等进了医生办公室,白萍忐忑不安地把检查结果递给医生。医生接过来一看,淡淡地说:“就是过敏”。

白萍正想问:能治吗?只是没等她问出口,那医生提笔刷刷刷就开好了药方,“去拿药吧。”说着就着急忙慌地收拾东西准备下班了。

白萍见状急了,忙问:“我这病能治好吗?以后还能在石棉瓦厂上班吗?”

医生毫不客气地白了她一眼:“能不能上班是你的事儿,我只管治病。”

白萍一怔,过了五六秒钟才反应过来,她努力克服掉对医生态度恶劣的不适感,厚着脸皮追上去问:“医生,这病能治好吗?”

那医生不耐烦地停下脚步,大声喝斥道:“不过就是个皮肤这敏,你当你得的是绝症啊?我就奇了怪了,这年头还有人盼着自己得病的,神经!”说罢,气冲冲地走了。

有别的医生、病人听着动静,纷纷看了过来,白萍被躁得脸上白一阵红一阵的。

她心里暗暗琢磨:虽然医生还是没正面回答自己的问题,可听她的意思似乎这只是个小病,那是不是代表自己很快就会好的?

这么一想,被医生粗暴对待的恶劣心情又缓解了几分,白萍连忙去交钱、拿药。交钱的时候那医生说:“伍毛八分钱。”

白萍以为自己听错了,脱口而出:“多少钱?”

这医生把眼一瞪:“你聋啊?伍毛八分钱,快点,别人还等着呢。”

白萍连忙手忙脚乱地把钱递了过去,末了还收获了那医生的白眼一枚。

白萍在心底叹了口气,这医院的人可真凶啊!

不过,她原本以为自己的病很严重,还一直担心这五十块钱全给花没了呢,如今在医院连挂号加检查、开药,竟然只花了不到三块钱,不可谓不是意外之喜了。

医生开的药一共有两种,一种内服的,一种外用的,她躲进医院的厕所,迫不及待地把药吃了,又把那外用的药膏抹在皮肤上,然后双手合十,嘴里念叨:“观音菩萨,如来佛祖,齐天大圣,过往的各路神灵,请一定保护小女子赶快好起来……”
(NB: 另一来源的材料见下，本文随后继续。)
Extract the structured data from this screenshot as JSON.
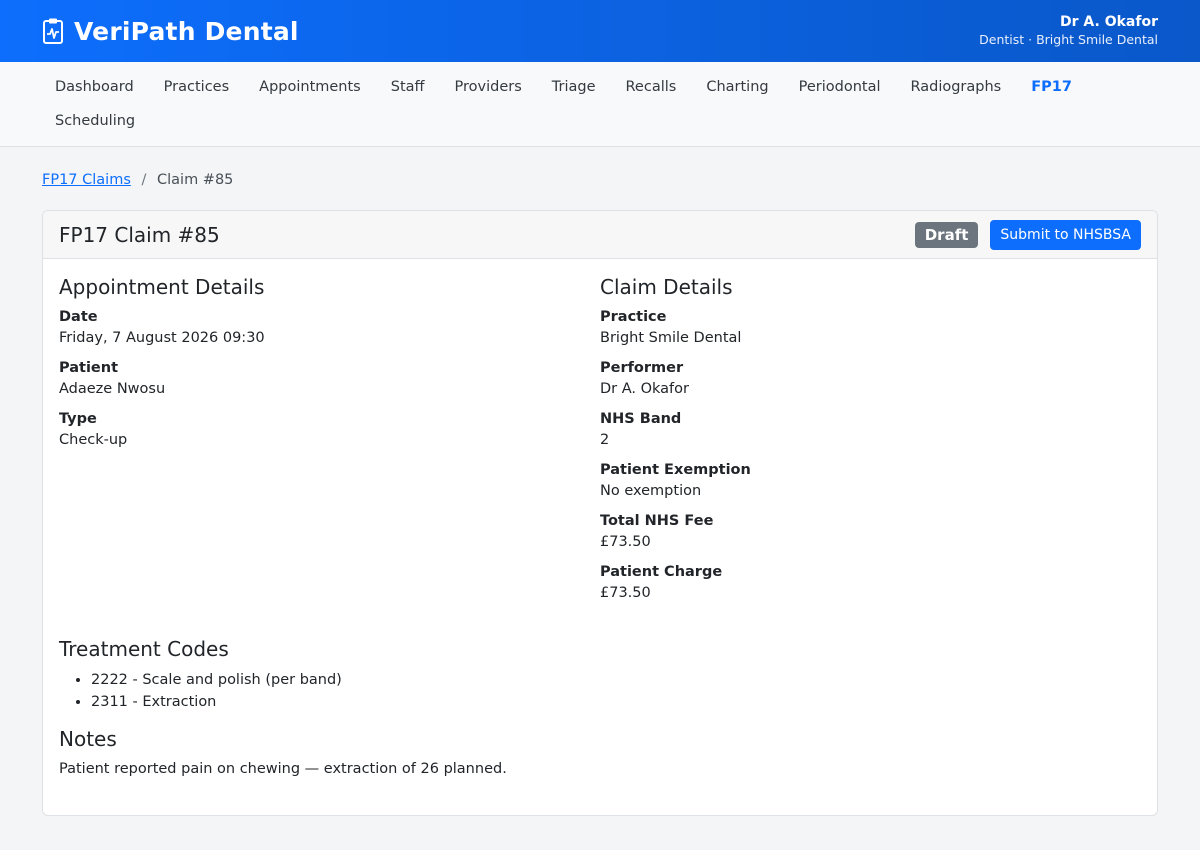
{
  "app": {
    "name": "VeriPath Dental",
    "user_name": "Dr A. Okafor",
    "user_role": "Dentist · Bright Smile Dental"
  },
  "nav": {
    "items": [
      {
        "label": "Dashboard"
      },
      {
        "label": "Practices"
      },
      {
        "label": "Appointments"
      },
      {
        "label": "Staff"
      },
      {
        "label": "Providers"
      },
      {
        "label": "Triage"
      },
      {
        "label": "Recalls"
      },
      {
        "label": "Charting"
      },
      {
        "label": "Periodontal"
      },
      {
        "label": "Radiographs"
      },
      {
        "label": "FP17"
      },
      {
        "label": "Scheduling"
      }
    ],
    "active": "FP17"
  },
  "breadcrumb": {
    "parent": "FP17 Claims",
    "separator": "/",
    "current": "Claim #85"
  },
  "claim": {
    "title": "FP17 Claim #85",
    "status": "Draft",
    "submit_label": "Submit to NHSBSA"
  },
  "appointment": {
    "heading": "Appointment Details",
    "fields": [
      {
        "label": "Date",
        "value": "Friday, 7 August 2026 09:30"
      },
      {
        "label": "Patient",
        "value": "Adaeze Nwosu"
      },
      {
        "label": "Type",
        "value": "Check-up"
      }
    ]
  },
  "claim_details": {
    "heading": "Claim Details",
    "fields": [
      {
        "label": "Practice",
        "value": "Bright Smile Dental"
      },
      {
        "label": "Performer",
        "value": "Dr A. Okafor"
      },
      {
        "label": "NHS Band",
        "value": "2"
      },
      {
        "label": "Patient Exemption",
        "value": "No exemption"
      },
      {
        "label": "Total NHS Fee",
        "value": "£73.50"
      },
      {
        "label": "Patient Charge",
        "value": "£73.50"
      }
    ]
  },
  "treatment": {
    "heading": "Treatment Codes",
    "codes": [
      "2222 - Scale and polish (per band)",
      "2311 - Extraction"
    ]
  },
  "notes": {
    "heading": "Notes",
    "text": "Patient reported pain on chewing — extraction of 26 planned."
  },
  "colors": {
    "primary": "#0d6efd",
    "badge_draft": "#6c757d",
    "background": "#f4f5f7"
  }
}
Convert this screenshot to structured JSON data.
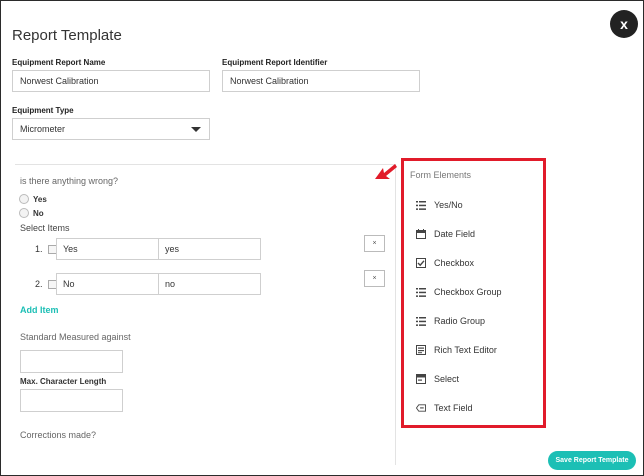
{
  "dialog": {
    "title": "Report Template",
    "close_glyph": "x",
    "save_label": "Save Report Template"
  },
  "fields": {
    "report_name_label": "Equipment Report Name",
    "report_name_value": "Norwest Calibration",
    "identifier_label": "Equipment Report Identifier",
    "identifier_value": "Norwest Calibration",
    "type_label": "Equipment Type",
    "type_value": "Micrometer"
  },
  "editor": {
    "question1": "is there anything wrong?",
    "radio_yes": "Yes",
    "radio_no": "No",
    "select_items_label": "Select Items",
    "items": [
      {
        "num": "1.",
        "label": "Yes",
        "value": "yes",
        "remove": "×"
      },
      {
        "num": "2.",
        "label": "No",
        "value": "no",
        "remove": "×"
      }
    ],
    "add_item": "Add Item",
    "question2": "Standard Measured against",
    "max_len_label": "Max. Character Length",
    "question3": "Corrections made?"
  },
  "form_elements": {
    "title": "Form Elements",
    "items": [
      {
        "label": "Yes/No",
        "icon": "list-icon"
      },
      {
        "label": "Date Field",
        "icon": "calendar-icon"
      },
      {
        "label": "Checkbox",
        "icon": "checkbox-icon"
      },
      {
        "label": "Checkbox Group",
        "icon": "list-icon"
      },
      {
        "label": "Radio Group",
        "icon": "list-icon"
      },
      {
        "label": "Rich Text Editor",
        "icon": "text-editor-icon"
      },
      {
        "label": "Select",
        "icon": "select-icon"
      },
      {
        "label": "Text Field",
        "icon": "text-field-icon"
      }
    ]
  },
  "colors": {
    "accent": "#1cbfb5",
    "highlight": "#e11b2a",
    "close_bg": "#222222"
  }
}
念叨了一会儿,她看了看周围的环境,动作一顿,在厕所里干这事,会不会亵渎神灵?妈呀,她激灵灵打了个冷战,麻溜儿地逃出了厕所。

既然出来了,手头又有钱,白萍想给家里写封信。自己出来也十来天了,家里人一定急坏了吧?

这么想着,她便去买了一刀信纸,又买了信封、邮票,直接在邮政局的柜台上就写起信来了。

她速度很快,把信纸装进信封,贴上邮票,然后扔进邮筒里,开开心心地往火车站走。

和赵俊霖分开也有八九天了,不知道那家伙现在怎么样了?虽然她觉得能在火车站碰见他的机会微乎其微,可这是他们来到广州后唯一停留过的地方,也是两个人唯一都熟悉的地方,除了这里,她真的不知道还能上哪儿去找他了。

再回过头来说赵俊霖,三天前,他在半夜里被许富贵、吴解放抬出候车室,扔到了外面的一条巷子里。

他本就发起了高烧,又被冻了一夜,若不是他本身底子好,若不是遇见了石仙菊,没准他就得死在这巷子里。